The other day, I was in India, one of the most populous places in the world today and I saw your face.  Your face was everywhere like a cracked mirror poorly reflecting your images in myriads.  Down there in India, you number in millions.  You are the beggar on the streets of New Delhi, whose hands are stretched out for alms, whose children are let loose to go and torment motorists in the name of begging.

I had come to India to look for you, Mr. Poverty.  And there you were, everywhere.  I thought Africa, the so-called Dark Continent was your only home.  I did not bargain to see you here in India in such a massive, frightening proportion.  The other day in my column, I quoted the poet William Blake in his famous tiger poem where he asks: “Is it the same God that made the tiger that also made the lamb?”  In the same breath, I am asking: Is it the same God that made the rich that made thee, Mr.
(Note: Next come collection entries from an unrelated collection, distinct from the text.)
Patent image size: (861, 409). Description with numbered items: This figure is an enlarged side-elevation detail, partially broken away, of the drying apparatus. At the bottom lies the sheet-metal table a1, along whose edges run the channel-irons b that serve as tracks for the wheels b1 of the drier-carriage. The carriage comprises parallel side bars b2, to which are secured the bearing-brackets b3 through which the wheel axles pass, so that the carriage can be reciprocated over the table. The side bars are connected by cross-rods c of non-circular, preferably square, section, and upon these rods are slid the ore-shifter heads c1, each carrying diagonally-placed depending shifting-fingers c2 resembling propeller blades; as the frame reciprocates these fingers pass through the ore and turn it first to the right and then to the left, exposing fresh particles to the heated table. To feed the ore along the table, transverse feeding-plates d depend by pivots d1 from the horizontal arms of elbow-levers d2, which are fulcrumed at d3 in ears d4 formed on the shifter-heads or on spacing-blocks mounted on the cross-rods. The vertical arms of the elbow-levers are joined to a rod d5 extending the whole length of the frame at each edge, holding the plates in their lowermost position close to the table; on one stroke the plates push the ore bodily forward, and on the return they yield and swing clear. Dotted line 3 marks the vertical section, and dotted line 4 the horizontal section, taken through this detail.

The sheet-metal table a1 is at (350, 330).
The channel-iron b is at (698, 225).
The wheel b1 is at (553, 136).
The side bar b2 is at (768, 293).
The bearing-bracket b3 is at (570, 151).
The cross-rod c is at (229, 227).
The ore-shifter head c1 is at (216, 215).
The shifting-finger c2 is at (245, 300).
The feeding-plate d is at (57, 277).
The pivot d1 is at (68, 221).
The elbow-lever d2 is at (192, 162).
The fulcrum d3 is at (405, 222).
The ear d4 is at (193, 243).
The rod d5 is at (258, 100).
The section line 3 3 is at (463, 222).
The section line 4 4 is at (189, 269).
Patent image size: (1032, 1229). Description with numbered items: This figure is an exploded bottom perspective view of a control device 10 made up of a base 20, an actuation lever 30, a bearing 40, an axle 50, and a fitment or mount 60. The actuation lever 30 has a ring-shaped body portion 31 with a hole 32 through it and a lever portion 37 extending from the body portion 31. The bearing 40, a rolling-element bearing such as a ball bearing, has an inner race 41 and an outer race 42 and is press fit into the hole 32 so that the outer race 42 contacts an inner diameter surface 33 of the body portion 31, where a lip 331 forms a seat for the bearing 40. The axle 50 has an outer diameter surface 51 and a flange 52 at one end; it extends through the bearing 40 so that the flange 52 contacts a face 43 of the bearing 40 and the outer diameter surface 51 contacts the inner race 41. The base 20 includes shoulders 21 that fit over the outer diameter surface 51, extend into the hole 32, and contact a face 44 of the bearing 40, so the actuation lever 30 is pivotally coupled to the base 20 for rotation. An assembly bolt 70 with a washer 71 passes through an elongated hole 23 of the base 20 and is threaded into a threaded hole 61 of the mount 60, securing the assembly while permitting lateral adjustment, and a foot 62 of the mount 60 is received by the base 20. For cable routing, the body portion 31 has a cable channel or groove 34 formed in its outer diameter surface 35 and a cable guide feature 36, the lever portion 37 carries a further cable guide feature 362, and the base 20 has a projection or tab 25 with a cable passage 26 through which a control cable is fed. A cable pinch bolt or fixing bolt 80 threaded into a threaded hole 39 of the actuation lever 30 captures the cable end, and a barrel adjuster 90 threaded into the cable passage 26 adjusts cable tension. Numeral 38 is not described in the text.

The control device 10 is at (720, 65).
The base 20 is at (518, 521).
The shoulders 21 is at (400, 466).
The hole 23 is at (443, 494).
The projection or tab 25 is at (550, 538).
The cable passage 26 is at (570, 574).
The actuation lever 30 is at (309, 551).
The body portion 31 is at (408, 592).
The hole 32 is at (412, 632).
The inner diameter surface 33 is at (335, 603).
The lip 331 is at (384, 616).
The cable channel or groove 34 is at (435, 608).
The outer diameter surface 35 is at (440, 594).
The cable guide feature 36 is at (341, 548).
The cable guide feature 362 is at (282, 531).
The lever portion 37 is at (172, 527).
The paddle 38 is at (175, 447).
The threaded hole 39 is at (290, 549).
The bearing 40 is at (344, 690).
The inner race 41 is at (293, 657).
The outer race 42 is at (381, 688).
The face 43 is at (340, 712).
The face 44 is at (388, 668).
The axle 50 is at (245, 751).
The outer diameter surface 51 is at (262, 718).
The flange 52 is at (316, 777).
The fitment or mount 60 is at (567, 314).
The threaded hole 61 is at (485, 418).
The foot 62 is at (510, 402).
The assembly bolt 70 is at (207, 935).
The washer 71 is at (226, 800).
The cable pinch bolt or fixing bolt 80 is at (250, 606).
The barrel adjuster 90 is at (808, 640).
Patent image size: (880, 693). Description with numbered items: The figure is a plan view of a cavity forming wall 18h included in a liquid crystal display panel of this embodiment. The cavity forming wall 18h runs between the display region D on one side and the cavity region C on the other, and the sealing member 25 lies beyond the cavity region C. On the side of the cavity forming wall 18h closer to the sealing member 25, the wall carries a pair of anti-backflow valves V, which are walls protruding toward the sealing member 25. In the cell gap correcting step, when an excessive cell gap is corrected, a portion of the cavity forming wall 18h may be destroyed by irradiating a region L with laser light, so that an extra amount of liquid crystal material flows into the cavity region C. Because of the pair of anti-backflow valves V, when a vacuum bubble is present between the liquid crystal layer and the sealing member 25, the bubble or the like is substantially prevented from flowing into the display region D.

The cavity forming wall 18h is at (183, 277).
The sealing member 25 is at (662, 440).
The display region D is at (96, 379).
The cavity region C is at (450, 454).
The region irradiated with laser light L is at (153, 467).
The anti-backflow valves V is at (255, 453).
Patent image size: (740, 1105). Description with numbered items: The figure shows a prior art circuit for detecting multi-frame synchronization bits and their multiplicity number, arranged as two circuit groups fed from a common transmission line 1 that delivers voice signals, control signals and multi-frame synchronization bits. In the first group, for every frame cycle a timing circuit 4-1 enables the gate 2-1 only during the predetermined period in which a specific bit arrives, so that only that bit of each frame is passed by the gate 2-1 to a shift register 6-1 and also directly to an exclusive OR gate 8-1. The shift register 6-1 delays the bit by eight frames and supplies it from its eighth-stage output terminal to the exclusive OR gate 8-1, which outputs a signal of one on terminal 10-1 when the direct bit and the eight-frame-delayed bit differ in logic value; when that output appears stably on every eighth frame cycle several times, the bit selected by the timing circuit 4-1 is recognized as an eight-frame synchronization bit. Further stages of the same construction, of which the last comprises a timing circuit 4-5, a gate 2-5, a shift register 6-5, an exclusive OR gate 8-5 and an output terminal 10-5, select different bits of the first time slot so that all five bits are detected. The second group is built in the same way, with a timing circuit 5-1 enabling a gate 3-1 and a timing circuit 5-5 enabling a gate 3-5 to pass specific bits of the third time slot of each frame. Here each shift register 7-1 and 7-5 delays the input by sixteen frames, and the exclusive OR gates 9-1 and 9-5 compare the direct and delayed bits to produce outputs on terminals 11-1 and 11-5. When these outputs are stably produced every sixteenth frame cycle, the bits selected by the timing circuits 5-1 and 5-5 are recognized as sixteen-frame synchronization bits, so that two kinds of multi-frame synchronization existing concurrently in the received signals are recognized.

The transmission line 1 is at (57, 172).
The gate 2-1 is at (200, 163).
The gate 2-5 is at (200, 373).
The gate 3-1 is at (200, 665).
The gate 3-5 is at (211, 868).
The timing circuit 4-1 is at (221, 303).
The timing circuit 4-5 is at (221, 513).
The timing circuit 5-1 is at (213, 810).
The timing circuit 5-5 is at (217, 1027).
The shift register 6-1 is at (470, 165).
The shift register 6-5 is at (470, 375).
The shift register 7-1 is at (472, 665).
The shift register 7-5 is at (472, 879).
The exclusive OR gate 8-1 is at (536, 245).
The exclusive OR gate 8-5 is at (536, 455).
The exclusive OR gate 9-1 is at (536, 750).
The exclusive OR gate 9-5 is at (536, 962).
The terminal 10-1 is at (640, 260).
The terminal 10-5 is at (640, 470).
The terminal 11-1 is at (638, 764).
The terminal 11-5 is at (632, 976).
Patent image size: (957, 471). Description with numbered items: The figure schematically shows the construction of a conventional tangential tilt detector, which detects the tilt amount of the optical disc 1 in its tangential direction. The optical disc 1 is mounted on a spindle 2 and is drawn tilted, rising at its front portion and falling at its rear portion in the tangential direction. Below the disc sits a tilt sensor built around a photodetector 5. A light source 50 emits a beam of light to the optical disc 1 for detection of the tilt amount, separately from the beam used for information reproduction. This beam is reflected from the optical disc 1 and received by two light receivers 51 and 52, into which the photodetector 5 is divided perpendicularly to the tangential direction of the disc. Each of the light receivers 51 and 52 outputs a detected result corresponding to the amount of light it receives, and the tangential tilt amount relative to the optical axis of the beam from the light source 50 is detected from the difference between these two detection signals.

Poverty?

I did not come to India to laugh at you.  I only came here to write a poem.  A poem diluted in the prose of a newspaper column.  In India, I saw you in their caste system.  I saw you as a Sudra which means the lowest in the Hindu caste system.  As a Sudra, you are a slave, you are an outcast, you are untouchable.  You are the hewer of woods, the toiler and tiller of a land that can sometimes be merciless and unproductive, when the rains refuse to fall.  You are the labourer in the rice and cotton fields.  You are the rickshaw puller on the streets of Hyderabad, my first point of call.  From Hyderabad to New Delhi by flight.  You are the trickster performing tricks with ropes.  You are the monkey man entertaining tourists with your monkeys.  You are the snake charmer playing music for the cobra to stand erect from its jar of magic.  You are the palmist and the fortune teller who cannot make a fortune of your own.

Down the streets of India, I see you Mr. Poverty, in your ramshackle tent, proliferating everywhere and constituting an eyesore.  I see you in your three-legged tricycles which we call Keke Marwa here in Nigeria—your gift to my beloved poor country.

Ah, India.  India is more than a poem.  India is a whole book, an endless book that has been written and would continue to be written.  As I write this piece, I still your face, a face of sadness, a face wrinkled more by hardship than age.  Poverty is terrible.  It ages a man fast.  The rich ages slowly and gracefully.  But the poor ages fast with sickness and ugliness.

A poor man is a poor man anywhere.  The poor in India is not different from the poor in Nigeria.

On a final note, India may be overpopulated by poor people, but India is not a poor country.  With that population and the power of intellect of its people, there is hope for India.  With its education, with its intellect, the poor people of India would free their country from the pangs of poverty.

As for Nigeria and our poor educational system and our poor leadership, only God knows which abyss we are falling headlong into.